Soil solutions were sampled with porous-cup suction devices during a rainy season (December 1974–May 1975) from adjoining uncut and clearcut Eucalyptus globulus forest areas in the Berkeley hills, California. Concentrations of K+, Ca2+, Mg2+, NO3-, HCO3-, and pH and specific conductance were lower in the clearcut. The high exchange capacity of the clay-loam soil, the limited amount and duration of rainfall, and the removal of slash and litter from the clearcut were factors contributing to these results which differ from those of similar studies of the effects of clearcutting elsewhere.

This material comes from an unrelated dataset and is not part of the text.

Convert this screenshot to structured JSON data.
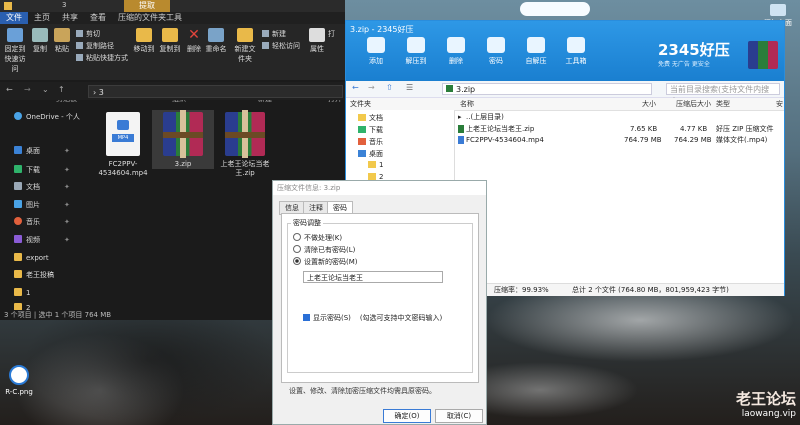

The relative proportions of Na+, Cl-, and SO42- were higher, and those of K+, Ca2+, NO3-, and HCO3- were lower in the clearcut compared to the forest; the proportions of Mg2+ were the same. The relative ionic composition of soil solutions in the clearcut resembled that of the acid rain (pH 5.0). The higher proportion of HCO3- in the forest was due to throughfall inputs, root respiration, and decomposition of the forest floor. No NH4+ was detected in soil solutions from either area.
Concentrations of most ions were correlated between and within soil horizons, although K+ was an exception due to clay fixation. During anaerobic conditions, Mn and Fe and associated Cu and Zn were mobilized in the soil solution.
Increased quantity of soil water following clearcutting resulted in increases in total amounts of most ions in solutions in the lower portion of the profile in the clearcut, compared to the uncut forest.